Davies' answer: "The only one I can think of at the moment is Darcy's second and successful proposal in Pride and Prejudice. Too much walking, not enough tender looks, not enough passion."

Question: "In the adaptation of Pride and Prejudice, the movie seems to follow the book pretty closely until the end, when the tension of Elizabeth telling her mother about her engagement and her beginning life at Pemberly [sic] was left out. Was this a conscious decision to leave out these parts?"
Davies' answer: "Absolutely. There is pleasure in reading a novel and seeing how all the little details get worked out, but in a drama, once the audience can sense the ending coming, I like to wrap it all up pretty quickly."

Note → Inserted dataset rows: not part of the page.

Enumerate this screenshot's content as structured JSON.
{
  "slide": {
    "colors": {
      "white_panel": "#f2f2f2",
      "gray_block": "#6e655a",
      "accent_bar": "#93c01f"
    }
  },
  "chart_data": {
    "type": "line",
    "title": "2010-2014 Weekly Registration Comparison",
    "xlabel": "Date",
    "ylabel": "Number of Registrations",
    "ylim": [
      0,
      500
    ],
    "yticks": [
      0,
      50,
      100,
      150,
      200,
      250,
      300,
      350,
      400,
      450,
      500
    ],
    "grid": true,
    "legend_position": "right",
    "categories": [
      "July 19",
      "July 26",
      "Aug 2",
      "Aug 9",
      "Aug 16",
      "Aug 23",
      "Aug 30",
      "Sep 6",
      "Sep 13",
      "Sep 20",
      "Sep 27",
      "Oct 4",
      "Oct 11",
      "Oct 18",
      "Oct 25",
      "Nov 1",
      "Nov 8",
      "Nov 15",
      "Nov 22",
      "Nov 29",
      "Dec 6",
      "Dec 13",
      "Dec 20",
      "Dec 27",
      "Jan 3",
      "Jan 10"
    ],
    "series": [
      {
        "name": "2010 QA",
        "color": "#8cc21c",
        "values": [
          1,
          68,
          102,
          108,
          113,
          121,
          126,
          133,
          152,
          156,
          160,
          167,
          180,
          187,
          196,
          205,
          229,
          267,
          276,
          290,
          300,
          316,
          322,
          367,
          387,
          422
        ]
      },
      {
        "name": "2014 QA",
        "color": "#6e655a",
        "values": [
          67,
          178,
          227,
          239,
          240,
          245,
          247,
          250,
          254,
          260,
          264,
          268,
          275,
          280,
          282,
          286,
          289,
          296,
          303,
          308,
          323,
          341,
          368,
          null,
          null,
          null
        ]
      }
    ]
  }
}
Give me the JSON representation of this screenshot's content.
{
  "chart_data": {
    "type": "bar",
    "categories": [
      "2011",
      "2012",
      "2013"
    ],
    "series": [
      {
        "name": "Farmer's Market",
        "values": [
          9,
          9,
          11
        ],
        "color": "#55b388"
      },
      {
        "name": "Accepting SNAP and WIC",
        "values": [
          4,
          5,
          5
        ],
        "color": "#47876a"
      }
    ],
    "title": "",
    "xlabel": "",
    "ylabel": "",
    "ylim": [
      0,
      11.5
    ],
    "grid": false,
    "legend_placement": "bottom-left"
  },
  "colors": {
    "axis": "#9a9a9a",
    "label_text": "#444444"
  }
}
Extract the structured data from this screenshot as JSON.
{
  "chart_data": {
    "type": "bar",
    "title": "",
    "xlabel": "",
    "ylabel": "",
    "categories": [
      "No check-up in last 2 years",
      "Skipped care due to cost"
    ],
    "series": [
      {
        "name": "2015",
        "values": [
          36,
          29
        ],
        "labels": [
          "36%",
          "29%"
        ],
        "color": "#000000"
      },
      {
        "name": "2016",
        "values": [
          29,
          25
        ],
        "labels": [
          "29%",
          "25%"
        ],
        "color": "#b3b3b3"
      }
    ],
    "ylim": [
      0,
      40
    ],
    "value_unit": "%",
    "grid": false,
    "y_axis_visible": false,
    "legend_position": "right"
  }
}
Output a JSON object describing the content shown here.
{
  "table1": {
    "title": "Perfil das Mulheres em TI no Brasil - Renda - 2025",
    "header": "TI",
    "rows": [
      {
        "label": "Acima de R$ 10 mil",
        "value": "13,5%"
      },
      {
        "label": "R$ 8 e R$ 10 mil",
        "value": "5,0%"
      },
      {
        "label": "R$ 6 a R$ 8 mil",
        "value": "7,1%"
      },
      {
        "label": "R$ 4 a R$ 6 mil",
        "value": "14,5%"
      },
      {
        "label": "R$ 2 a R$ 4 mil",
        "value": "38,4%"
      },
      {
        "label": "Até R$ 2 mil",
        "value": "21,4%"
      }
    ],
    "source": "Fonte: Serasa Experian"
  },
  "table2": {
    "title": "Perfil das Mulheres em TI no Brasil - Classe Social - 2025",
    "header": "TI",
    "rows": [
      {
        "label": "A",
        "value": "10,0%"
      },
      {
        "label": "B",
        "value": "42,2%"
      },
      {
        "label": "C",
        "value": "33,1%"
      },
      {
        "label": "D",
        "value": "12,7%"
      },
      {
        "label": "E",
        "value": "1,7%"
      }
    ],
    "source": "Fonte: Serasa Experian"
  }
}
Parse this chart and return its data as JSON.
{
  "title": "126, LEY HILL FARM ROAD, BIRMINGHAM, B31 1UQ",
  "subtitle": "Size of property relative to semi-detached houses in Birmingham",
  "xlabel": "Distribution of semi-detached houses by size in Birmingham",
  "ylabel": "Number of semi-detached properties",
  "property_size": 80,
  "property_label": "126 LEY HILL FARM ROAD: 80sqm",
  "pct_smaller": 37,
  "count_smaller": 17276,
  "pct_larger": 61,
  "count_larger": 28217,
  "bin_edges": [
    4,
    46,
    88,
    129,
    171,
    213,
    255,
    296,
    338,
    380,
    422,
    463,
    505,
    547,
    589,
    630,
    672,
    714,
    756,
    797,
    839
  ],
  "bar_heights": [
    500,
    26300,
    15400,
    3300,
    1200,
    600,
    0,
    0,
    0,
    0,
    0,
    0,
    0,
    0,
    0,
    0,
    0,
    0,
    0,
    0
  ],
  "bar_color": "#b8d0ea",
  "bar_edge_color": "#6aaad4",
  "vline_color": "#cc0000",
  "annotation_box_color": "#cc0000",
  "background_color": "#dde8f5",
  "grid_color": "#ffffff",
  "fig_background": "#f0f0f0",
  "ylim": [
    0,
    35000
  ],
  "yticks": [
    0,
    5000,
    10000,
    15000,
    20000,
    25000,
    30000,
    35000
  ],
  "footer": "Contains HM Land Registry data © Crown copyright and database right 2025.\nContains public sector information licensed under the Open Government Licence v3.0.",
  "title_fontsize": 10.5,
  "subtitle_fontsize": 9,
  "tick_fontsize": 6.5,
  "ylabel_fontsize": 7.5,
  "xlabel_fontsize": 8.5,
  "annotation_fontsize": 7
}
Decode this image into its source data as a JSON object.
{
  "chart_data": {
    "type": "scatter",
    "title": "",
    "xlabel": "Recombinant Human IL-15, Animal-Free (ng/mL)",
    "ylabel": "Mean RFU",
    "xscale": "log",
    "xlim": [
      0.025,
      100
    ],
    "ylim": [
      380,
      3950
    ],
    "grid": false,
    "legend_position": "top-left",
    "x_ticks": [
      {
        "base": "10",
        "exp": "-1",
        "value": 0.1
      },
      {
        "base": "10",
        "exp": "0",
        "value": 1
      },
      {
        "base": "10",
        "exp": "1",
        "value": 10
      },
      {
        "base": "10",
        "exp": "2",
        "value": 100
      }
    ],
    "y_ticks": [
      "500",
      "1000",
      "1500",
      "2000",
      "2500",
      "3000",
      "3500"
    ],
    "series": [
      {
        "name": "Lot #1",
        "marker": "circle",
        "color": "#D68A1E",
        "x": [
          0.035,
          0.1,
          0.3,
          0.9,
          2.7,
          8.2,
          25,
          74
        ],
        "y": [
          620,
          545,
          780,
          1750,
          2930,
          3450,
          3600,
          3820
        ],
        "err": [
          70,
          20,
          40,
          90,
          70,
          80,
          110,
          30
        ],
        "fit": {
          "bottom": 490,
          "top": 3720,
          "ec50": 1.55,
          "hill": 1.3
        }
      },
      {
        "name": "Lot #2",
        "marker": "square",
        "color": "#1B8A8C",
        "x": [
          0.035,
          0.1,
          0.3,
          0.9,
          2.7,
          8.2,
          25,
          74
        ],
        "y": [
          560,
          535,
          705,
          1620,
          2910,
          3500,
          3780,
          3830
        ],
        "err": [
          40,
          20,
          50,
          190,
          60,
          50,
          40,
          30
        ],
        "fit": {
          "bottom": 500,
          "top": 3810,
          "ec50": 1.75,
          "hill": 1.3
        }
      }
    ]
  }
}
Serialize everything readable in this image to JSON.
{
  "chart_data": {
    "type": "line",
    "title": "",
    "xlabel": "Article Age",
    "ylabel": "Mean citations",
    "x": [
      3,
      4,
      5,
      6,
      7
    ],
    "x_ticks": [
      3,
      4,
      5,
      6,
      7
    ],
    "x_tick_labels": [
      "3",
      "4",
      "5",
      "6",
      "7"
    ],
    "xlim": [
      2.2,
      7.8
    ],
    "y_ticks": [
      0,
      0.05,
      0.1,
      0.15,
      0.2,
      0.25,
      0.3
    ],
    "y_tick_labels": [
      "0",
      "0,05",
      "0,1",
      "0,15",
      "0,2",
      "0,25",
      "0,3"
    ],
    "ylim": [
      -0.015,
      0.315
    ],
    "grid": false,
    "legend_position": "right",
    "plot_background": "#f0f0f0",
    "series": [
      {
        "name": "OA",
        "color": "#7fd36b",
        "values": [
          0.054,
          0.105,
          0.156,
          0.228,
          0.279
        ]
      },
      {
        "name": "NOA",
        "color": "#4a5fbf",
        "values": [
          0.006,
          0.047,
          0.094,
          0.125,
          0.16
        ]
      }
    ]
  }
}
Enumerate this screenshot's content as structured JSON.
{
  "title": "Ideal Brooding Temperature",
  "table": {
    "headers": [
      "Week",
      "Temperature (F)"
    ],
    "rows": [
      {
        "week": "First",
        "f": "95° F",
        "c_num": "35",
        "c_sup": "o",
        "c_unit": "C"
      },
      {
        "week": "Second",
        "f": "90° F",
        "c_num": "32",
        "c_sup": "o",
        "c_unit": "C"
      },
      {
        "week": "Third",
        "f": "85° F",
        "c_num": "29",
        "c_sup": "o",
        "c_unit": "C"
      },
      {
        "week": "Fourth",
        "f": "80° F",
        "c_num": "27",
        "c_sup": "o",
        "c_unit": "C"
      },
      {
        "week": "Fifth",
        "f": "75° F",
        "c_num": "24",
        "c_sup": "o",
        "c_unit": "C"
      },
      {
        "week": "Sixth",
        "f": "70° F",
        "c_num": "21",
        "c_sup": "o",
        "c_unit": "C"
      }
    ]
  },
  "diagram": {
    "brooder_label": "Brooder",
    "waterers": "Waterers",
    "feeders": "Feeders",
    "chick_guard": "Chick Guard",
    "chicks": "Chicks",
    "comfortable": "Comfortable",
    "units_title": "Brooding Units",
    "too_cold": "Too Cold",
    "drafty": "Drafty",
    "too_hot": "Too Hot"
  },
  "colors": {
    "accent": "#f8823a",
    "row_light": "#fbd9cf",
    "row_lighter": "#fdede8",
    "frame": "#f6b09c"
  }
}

  • ThisIsLondon meanwhile expand on Wednesday's insights into the real Mr Darcy. (Ladies, brace yourselves if you have yet to see the accompanying picture.)


  • Penultimately, we wish the best of luck to the many multi-talented ex-Utopians under the spotlight for tomorrow's Tonys.


  • As you are probably aware, we are still awaiting news on this front, although yesterday's cast announcement regarding another of the Donmar's plays (also beginning September) suggests news, either way, is in the offing.